Der „Jahresbericht der Bundesregierung zum Stand der deutschen Einheit 2020“ weist aus, dass die „neuen“ Länder gegenüber den „alten“ bei der wichtigsten ökonomischen Kennziffer, dem BIP je Einwohner, zuletzt kaum mehr aufgeholt haben. Ihr Wert liegt bei 69,1 Prozent des Westniveaus. Vor fünf Jahren waren es 68 Prozent, vor zehn Jahren 66 Prozent. Etwas günstiger sind die Daten bei der Produktivität. Hier erreichten die östlichen Länder zuletzt 77 Prozent des Niveaus der westlichen. Vor zehn Jahren waren es erst 70 Prozent. Größere Fortschiritte gibt es bei den Einkommen der privaten Haushalte. Die Statistik weist als letzten Wert für den Osten 85 Prozent des Niveaus des Westens aus. 2013 waren das 83 Prozent, im Jahr 2000 knapp 80 Prozent. Extrapoliert man diese Größen und das darin zum Ausdruck kommende Veränderungstempo, so rückt die Niveauangleichung erst im Jahr 2065 in greifbare Nähe! Aber immerhin, bei der wirtschaftlichen Entwicklung wird es noch länger dauern, wenn es überhaupt jemals dazu kommt. Die veröffentlichten Daten über die Kleinteiligkeit der ostdeutschen Wirtschaft, deren geringere Innovativität und die im Osten rund 40 Prozent niedrigeren Ausrüstungsinvestitionen je Einwohner lassen nicht auf ein baldiges Aufholen schließen, eher auf eine Abkopplung und Zurücksetzung auf Dauer.
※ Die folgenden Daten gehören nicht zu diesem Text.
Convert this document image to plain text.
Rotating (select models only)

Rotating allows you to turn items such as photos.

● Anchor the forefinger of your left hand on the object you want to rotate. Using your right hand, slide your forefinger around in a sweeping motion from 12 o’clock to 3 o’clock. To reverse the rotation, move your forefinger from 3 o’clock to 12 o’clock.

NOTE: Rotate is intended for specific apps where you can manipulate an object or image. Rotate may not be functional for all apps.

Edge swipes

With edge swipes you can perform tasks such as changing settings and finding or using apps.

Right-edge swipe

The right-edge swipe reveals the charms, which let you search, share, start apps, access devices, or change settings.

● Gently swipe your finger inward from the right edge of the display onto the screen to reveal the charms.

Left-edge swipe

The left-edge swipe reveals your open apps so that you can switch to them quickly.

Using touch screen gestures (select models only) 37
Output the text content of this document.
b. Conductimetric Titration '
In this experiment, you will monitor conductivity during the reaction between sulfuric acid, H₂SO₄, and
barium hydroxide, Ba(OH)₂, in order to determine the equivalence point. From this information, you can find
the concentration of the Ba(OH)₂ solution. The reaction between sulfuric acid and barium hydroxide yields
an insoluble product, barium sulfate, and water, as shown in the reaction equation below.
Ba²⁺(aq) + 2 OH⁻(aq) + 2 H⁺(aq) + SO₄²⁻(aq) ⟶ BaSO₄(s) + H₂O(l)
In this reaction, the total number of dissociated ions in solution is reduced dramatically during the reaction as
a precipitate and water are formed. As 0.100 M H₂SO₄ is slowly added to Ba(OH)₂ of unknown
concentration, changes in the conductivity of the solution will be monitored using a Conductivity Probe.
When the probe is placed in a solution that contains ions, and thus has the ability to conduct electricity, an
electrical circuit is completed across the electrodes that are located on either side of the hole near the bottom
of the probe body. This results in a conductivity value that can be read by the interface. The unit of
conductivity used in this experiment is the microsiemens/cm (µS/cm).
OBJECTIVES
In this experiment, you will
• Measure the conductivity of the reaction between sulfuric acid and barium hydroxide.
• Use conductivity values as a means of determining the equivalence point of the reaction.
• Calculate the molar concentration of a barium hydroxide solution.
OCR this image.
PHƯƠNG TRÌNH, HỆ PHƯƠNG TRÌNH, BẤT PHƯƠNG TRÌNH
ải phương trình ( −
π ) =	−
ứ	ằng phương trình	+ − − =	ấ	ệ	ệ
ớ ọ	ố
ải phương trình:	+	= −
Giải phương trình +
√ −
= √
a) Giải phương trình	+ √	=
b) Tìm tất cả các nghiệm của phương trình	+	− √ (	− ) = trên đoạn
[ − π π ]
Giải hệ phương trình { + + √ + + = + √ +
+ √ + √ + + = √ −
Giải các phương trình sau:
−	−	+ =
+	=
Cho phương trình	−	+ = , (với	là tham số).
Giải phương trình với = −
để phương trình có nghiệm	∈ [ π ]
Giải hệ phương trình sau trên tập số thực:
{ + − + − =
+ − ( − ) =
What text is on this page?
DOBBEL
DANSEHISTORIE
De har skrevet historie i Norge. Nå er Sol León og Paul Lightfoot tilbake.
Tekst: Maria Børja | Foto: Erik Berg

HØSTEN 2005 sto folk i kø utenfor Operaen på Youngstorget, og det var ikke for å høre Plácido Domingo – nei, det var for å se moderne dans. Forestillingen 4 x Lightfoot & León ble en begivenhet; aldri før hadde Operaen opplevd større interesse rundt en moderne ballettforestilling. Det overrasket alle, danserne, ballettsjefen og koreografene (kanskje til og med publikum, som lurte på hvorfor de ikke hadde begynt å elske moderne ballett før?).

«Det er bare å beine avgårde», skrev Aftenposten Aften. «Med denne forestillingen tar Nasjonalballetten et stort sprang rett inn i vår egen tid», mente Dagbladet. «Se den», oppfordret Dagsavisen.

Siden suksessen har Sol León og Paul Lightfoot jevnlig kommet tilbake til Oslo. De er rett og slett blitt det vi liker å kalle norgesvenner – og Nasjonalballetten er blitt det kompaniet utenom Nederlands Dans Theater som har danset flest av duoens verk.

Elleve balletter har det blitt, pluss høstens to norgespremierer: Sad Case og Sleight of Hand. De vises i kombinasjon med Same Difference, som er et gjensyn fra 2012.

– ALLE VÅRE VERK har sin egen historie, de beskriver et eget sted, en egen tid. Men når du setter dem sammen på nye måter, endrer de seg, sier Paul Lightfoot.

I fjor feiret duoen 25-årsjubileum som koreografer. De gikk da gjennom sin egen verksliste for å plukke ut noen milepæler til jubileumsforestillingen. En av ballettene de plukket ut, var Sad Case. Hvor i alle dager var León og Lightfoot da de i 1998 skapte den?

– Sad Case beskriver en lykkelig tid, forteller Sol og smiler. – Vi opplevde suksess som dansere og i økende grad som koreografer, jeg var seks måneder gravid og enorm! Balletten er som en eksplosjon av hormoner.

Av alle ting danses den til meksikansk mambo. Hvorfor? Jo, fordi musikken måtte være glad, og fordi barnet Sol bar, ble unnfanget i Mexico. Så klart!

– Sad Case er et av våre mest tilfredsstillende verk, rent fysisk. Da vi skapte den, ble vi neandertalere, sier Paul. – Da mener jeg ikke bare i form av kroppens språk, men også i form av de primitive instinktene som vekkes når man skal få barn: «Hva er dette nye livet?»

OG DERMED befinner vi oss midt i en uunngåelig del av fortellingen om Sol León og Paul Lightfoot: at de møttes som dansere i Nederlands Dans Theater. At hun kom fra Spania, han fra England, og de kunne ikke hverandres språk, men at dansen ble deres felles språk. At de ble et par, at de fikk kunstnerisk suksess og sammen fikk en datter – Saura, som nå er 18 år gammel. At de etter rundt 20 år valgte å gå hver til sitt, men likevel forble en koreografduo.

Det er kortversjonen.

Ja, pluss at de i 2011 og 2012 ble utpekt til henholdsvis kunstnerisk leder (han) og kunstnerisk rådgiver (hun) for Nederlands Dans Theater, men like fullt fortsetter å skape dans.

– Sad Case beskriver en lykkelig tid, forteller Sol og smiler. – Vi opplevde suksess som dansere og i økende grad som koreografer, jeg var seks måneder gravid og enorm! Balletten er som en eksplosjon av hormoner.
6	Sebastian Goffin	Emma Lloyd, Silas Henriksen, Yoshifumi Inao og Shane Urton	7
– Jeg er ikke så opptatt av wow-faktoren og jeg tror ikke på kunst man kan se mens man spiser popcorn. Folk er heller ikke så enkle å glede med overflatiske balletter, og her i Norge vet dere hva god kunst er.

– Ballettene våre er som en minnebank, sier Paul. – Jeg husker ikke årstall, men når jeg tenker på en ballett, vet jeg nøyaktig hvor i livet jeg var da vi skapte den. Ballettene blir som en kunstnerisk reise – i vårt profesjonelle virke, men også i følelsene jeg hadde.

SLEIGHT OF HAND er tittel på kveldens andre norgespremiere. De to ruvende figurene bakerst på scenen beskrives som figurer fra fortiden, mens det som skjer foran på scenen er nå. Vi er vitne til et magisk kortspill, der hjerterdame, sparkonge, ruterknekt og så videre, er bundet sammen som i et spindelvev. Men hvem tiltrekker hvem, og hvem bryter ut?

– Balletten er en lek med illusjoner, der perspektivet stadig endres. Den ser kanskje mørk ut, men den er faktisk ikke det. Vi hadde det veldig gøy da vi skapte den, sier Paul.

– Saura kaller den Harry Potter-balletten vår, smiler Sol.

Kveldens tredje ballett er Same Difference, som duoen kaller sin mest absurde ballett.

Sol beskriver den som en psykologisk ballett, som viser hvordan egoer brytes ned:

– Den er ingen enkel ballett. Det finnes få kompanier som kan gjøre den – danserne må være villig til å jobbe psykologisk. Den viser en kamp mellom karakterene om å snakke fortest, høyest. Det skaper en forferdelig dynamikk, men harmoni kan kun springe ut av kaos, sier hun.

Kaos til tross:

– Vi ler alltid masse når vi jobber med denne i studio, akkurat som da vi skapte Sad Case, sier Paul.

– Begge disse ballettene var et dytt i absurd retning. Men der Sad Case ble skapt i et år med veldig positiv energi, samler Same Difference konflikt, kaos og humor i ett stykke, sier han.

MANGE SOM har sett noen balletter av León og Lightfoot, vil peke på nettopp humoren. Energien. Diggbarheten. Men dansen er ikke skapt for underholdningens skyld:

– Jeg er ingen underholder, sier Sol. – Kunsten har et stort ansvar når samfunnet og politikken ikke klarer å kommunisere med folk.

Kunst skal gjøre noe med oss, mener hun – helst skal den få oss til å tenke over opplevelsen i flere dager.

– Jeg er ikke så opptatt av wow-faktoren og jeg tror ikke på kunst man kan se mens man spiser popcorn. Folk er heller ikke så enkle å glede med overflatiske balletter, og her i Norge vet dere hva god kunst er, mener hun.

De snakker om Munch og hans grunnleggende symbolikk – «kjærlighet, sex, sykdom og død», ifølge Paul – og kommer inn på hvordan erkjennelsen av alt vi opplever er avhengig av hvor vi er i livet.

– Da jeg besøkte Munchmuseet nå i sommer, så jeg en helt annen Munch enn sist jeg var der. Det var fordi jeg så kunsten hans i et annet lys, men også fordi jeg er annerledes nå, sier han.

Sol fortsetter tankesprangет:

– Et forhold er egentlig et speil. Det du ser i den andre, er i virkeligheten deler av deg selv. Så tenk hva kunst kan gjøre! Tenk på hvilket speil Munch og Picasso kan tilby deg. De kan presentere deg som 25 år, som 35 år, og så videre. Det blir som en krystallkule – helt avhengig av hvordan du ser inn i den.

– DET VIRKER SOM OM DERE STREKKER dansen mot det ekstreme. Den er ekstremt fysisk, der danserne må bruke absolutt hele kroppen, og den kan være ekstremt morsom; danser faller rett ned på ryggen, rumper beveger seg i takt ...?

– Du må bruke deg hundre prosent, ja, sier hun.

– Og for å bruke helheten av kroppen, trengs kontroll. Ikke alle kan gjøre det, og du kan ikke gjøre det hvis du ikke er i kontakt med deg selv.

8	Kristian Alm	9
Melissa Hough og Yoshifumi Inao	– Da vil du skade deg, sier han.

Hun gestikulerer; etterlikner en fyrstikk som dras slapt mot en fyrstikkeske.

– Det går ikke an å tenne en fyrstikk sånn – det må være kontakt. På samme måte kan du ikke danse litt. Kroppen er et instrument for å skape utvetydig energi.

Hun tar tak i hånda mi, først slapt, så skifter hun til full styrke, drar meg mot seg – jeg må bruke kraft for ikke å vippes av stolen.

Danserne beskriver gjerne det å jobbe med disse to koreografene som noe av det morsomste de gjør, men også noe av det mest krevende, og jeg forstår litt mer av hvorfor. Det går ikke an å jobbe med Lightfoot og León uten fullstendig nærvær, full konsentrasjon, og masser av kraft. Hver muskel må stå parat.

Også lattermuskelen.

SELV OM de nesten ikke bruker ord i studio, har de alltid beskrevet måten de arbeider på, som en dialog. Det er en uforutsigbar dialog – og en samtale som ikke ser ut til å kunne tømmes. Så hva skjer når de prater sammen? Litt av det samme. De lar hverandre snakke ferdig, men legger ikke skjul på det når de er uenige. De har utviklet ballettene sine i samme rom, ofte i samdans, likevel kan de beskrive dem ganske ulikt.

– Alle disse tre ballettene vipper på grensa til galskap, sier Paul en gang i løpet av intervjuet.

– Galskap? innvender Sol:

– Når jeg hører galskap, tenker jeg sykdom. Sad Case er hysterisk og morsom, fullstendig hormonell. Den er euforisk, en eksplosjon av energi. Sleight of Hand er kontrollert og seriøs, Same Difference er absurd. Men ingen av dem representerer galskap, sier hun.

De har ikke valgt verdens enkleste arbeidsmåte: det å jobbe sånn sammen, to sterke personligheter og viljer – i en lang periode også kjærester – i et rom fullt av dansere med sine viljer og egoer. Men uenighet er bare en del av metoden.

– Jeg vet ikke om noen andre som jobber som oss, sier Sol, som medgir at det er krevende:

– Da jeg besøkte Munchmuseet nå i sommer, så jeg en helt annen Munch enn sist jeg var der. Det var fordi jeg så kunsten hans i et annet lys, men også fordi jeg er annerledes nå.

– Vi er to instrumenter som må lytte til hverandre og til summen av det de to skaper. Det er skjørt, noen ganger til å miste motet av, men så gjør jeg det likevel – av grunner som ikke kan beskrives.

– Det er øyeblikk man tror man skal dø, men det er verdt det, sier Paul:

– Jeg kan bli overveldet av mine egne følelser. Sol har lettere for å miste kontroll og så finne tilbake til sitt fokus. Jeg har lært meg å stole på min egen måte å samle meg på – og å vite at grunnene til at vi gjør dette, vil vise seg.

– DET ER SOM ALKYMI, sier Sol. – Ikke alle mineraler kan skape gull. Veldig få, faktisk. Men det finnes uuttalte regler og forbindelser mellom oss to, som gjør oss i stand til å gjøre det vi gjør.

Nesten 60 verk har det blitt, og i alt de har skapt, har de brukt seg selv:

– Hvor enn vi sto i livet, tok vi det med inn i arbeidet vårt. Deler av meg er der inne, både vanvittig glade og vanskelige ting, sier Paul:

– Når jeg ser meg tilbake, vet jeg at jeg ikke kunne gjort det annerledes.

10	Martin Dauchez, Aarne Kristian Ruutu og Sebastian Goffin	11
Am 3. Oktober 1990 vollzog sich durch Selbstauflösung der DDR und deren Beitritt zur Bundesrepublik Deutschland die deutsche Vereinigung. Seitdem sind die fünf ostdeutschen Flächenländer sowie Berlin staats- wie verfassungsrechtlich integraler Bestandteil der Bundesrepublik. Trotzdem zeichnet sich Ostdeutschland weiterhin durch spezifische Merkmale aus. Dazu gehören eine besondere politische Struktur und Parteienpräsenz, wirtschaftliche und soziale Niveauunterschiede gegenüber Westdeutschland sowie mentale und kulturelle Eigenheiten der ostdeutschen Bevölkerung. Auch wenn diese Besonderheiten allmählich an Gewicht verlieren, sind die damit verbundenen sozio-ökonomischen und politischen Probleme nach wie vor aktuell. Im aktuellen „Bericht“ ist denn auch weiter von „erheblichen regionalen Disparitäten“, insbesondere „in den Einkommens- und Beschäftigungsmöglichkeiten, bei der Ausstattung mit Infrastrukturen und Angeboten der Daseinsvorsorge“ die Rede. Das verweist auf eine auch nach 30 Jahren immer noch unvollständige Integration des Beitrittsgebiets. – Es scheint so, als ob es nicht nur an den Einschränkungen durch Corona liegt, dass sich die Feierlaune der Ostdeutschen am Einheitstag in Grenzen halten wird. Es gibt an diesem Tag, dem 3. Oktober, auch sonst offenbar kaum etwas zu feiern!